Recently, I overheard an interview discussing the staggering loss of life from this pandemic. Nearly 100,000 deaths in the US alone so far, on top of devastating economic and psychological repercussions. The host and his guest were talking about our disturbing inability to lay politics aside and simply grieve together as a nation, the way we did after 9/11. Their conversation got under my skin. Normally, I try and swat away my unsettling thoughts so I can stay calm and productive, but this morning I just sat with them. I allowed the magnitude of this tragedy to sink in. I let myself feel it. And for the first time since the dawn of Covid-19, I cried.

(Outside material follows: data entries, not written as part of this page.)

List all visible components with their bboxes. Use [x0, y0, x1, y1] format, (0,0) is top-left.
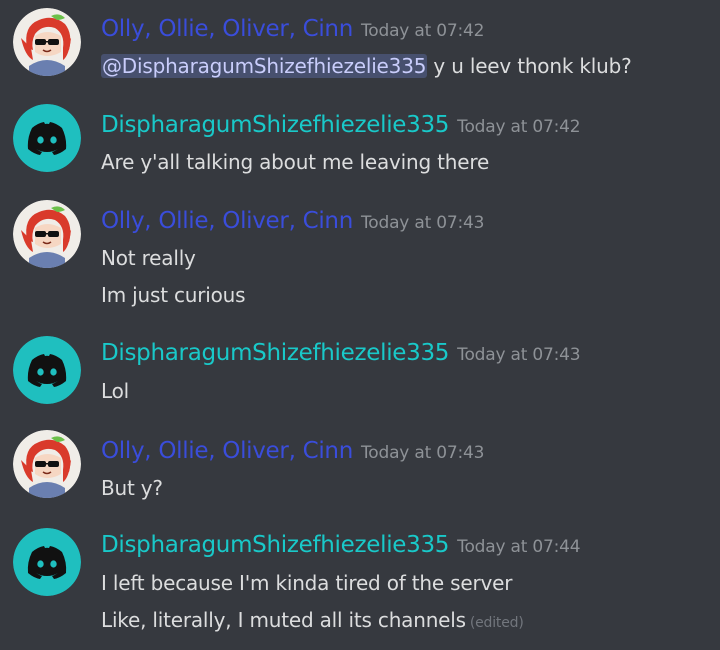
user-avatar[interactable]: [13, 104, 81, 172]
message-text: Not really: [101, 246, 196, 270]
discord-logo-avatar-icon: [13, 104, 81, 172]
message-timestamp[interactable]: Today at 07:42: [457, 117, 580, 137]
author-name[interactable]: Olly, Ollie, Oliver, Cinn: [101, 208, 353, 234]
message-header: DispharagumShizefhiezelie335 Today at 07:…: [101, 338, 581, 368]
message-timestamp[interactable]: Today at 07:42: [361, 21, 484, 41]
user-avatar[interactable]: [13, 430, 81, 498]
message-text: I left because I'm kinda tired of the se…: [101, 571, 513, 595]
message-header: Olly, Ollie, Oliver, Cinn Today at 07:43: [101, 436, 484, 466]
author-name[interactable]: DispharagumShizefhiezelie335: [101, 112, 449, 138]
discord-logo-avatar-icon: [13, 336, 81, 404]
discord-logo-avatar-icon: [13, 528, 81, 596]
message-text: @DispharagumShizefhiezelie335 y u leev t…: [101, 52, 632, 80]
message-header: Olly, Ollie, Oliver, Cinn Today at 07:43: [101, 206, 484, 236]
chat-message-list: Olly, Ollie, Oliver, Cinn Today at 07:42 …: [0, 0, 720, 650]
author-name[interactable]: Olly, Ollie, Oliver, Cinn: [101, 16, 353, 42]
user-mention[interactable]: @DispharagumShizefhiezelie335: [101, 54, 428, 78]
message-header: DispharagumShizefhiezelie335 Today at 07:…: [101, 530, 581, 560]
message-text-content: Like, literally, I muted all its channel…: [101, 608, 466, 632]
message-text: Im just curious: [101, 283, 246, 307]
anime-character-sunglasses-avatar-icon: [13, 8, 81, 76]
message-text: Are y'all talking about me leaving there: [101, 150, 490, 174]
message-text: Like, literally, I muted all its channel…: [101, 606, 524, 634]
user-avatar[interactable]: [13, 200, 81, 268]
author-name[interactable]: Olly, Ollie, Oliver, Cinn: [101, 438, 353, 464]
message-text-content: y u leev thonk klub?: [427, 54, 632, 78]
edited-label: (edited): [469, 615, 524, 631]
message-header: Olly, Ollie, Oliver, Cinn Today at 07:42: [101, 14, 484, 44]
message-timestamp[interactable]: Today at 07:43: [457, 345, 580, 365]
message-text: Lol: [101, 379, 129, 403]
author-name[interactable]: DispharagumShizefhiezelie335: [101, 532, 449, 558]
message-timestamp[interactable]: Today at 07:43: [361, 443, 484, 463]
anime-character-sunglasses-avatar-icon: [13, 430, 81, 498]
user-avatar[interactable]: [13, 528, 81, 596]
message-text: But y?: [101, 476, 163, 500]
author-name[interactable]: DispharagumShizefhiezelie335: [101, 340, 449, 366]
anime-character-sunglasses-avatar-icon: [13, 200, 81, 268]
message-timestamp[interactable]: Today at 07:44: [457, 537, 580, 557]
message-header: DispharagumShizefhiezelie335 Today at 07:…: [101, 110, 581, 140]
user-avatar[interactable]: [13, 8, 81, 76]
user-avatar[interactable]: [13, 336, 81, 404]
message-timestamp[interactable]: Today at 07:43: [361, 213, 484, 233]
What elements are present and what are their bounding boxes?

I wept for those families mourning their loved ones. I wept for the people who’ve lost their jobs and careers. I wept for the healthcare workers. I wept for teachers and students. I wept for canceled weddings and graduations. I wept for parents having to decide between their kids’ physical health and mental health. I wept for pastors and priests shouldering conflicting congregational needs and opinions while trying to navigate these murky waters. I wept over the polarizing hard lines in the sand drawn by unyielding political rhetoric keeping us spiteful and dangerously at odds. I wept over the scathing tweets and sarcastic memes killing our empathy and decency. I wept over viral fake news stories and conspiracy theories poisoning our brains, our speech and our hearts.
My gosh, we’re so broken.
There’s something very equalizing, however, about our brokenness. No one’s immune to it; we are all susceptible. We’ve all hurt and been hurt. There’s blood on all of our hands. No one’s politics or religion has gone untainted. We’ve assumed the worst about each other. We’ve all tasted the bitterness of our own hypocrisies. And we are all in the dark about what lies ahead. We are all grieving losses of one kind or another and bearing the heaviness of our collective brokenness, our shared pain, even while continuing to point fingers and build bigger walls.

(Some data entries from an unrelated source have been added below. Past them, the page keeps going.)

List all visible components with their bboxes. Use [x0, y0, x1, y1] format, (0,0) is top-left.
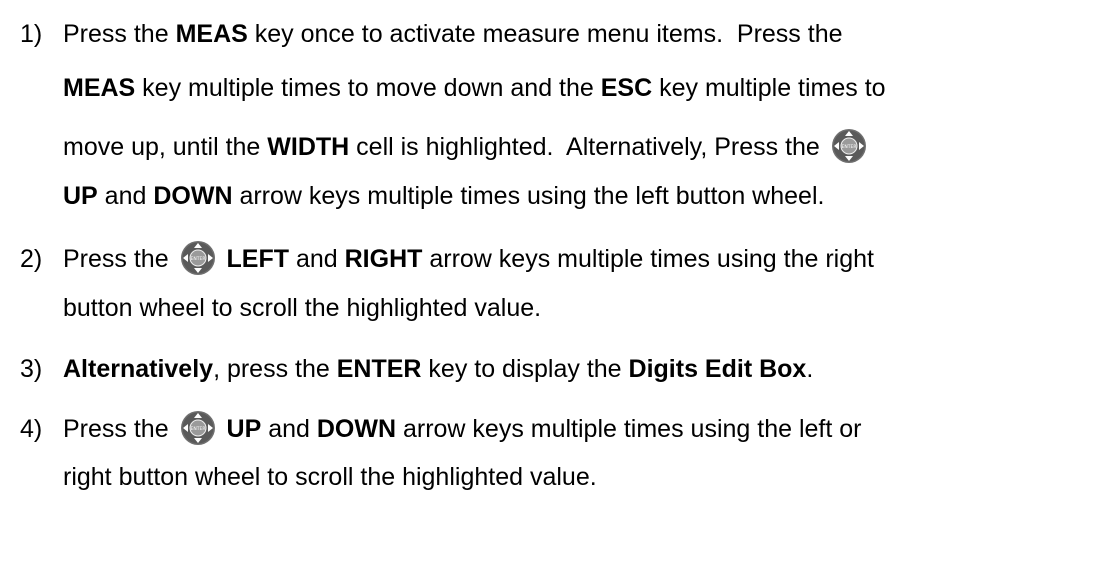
step-number: 2) [20, 245, 43, 273]
bold-text: LEFT [226, 245, 290, 273]
enter-wheel-svg: ENTER [831, 129, 866, 163]
text: cell is highlighted. Alternatively, Pres… [349, 133, 827, 161]
text: key multiple times to [652, 74, 886, 102]
text: Press the [63, 20, 176, 48]
step-4-line-2: right button wheel to scroll the highlig… [63, 463, 597, 492]
bold-text: Alternatively [63, 355, 214, 383]
enter-wheel-svg: ENTER [180, 411, 215, 445]
text: right button wheel to scroll the highlig… [63, 463, 597, 491]
text: key multiple times to move down and the [135, 74, 601, 102]
bold-text: RIGHT [344, 245, 423, 273]
bold-text: ENTER [336, 355, 422, 383]
text: move up, until the [63, 133, 268, 161]
step-1-line-4: UP and DOWN arrow keys multiple times us… [63, 182, 824, 211]
text: and [261, 415, 317, 443]
text: button wheel to scroll the highlighted v… [63, 294, 542, 322]
text: Press the [63, 415, 176, 443]
text: Press the [63, 245, 176, 273]
text: and [97, 182, 154, 210]
text: key once to activate measure menu items.… [247, 20, 843, 48]
bold-text: MEAS [63, 74, 136, 102]
bold-text: UP [226, 415, 262, 443]
text: key to display the [421, 355, 629, 383]
bold-text: WIDTH [267, 133, 350, 161]
step-2-line-2: button wheel to scroll the highlighted v… [63, 294, 541, 323]
step-1-line-1: 1) Press the MEAS key once to activate me… [20, 20, 843, 49]
text: and [289, 245, 345, 273]
text: arrow keys multiple times using the left… [232, 182, 825, 210]
step-3-line-1: 3) Alternatively, press the ENTER key to … [20, 355, 813, 384]
text [220, 245, 227, 273]
enter-wheel-icon: ENTER [831, 128, 867, 164]
svg-text:ENTER: ENTER [190, 426, 205, 432]
bold-text: ESC [600, 74, 653, 102]
bold-text: DOWN [153, 182, 233, 210]
text: . [806, 355, 814, 383]
bold-text: UP [63, 182, 98, 210]
text: arrow keys multiple times using the righ… [422, 245, 874, 273]
bold-text: MEAS [175, 20, 248, 48]
step-1-line-2: MEAS key multiple times to move down and… [63, 74, 886, 103]
instructions-page: 1) Press the MEAS key once to activate me… [0, 0, 1112, 581]
step-2-line-1: 2) Press the ENTER LEFT and RIGHT arrow k… [20, 240, 874, 276]
enter-wheel-svg: ENTER [180, 241, 215, 275]
step-number: 3) [20, 355, 43, 383]
bold-text: DOWN [316, 415, 397, 443]
text: arrow keys multiple times using the left… [396, 415, 862, 443]
step-number: 1) [20, 20, 43, 48]
bold-text: Digits Edit Box [628, 355, 807, 383]
svg-text:ENTER: ENTER [190, 256, 205, 262]
svg-text:ENTER: ENTER [841, 144, 856, 150]
step-1-line-3: move up, until the WIDTH cell is highlig… [63, 128, 871, 164]
text [220, 415, 227, 443]
step-4-line-1: 4) Press the ENTER UP and DOWN arrow keys… [20, 410, 861, 446]
enter-wheel-icon: ENTER [180, 410, 216, 446]
enter-wheel-icon: ENTER [180, 240, 216, 276]
step-number: 4) [20, 415, 43, 443]
text: , press the [213, 355, 337, 383]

This pandemic has shaken me awake and suddenly I feel naked and exposed. I see myself for what I am, just as petty, foolish, and susceptible to falling as any and everyone else. I have embodied the pharisee more than the Good Samaritan. I have fed my own pride and desires while letting my neighbor go hungry. I’ve justified my sinful biases. I’ve arrogantly appointed myself as judge, daring to place conditions on Christ’s lavish unconditional love and mercy, and I am so ashamed.
Whether I have an hour or fifty years left on this earth, let it be spent on repentance. And may that repentance burn up all of my hardness till only humility, gentleness and compassion remain. Please forgive me. I am sorry for adding to your suffering. I apologize for letting my passions get the better of me. Can I grieve with you? Can we call a truce? Can we drop our weapons to the ground and nurse each other’s wounds, that something beautiful might grow up from out of this wreckage?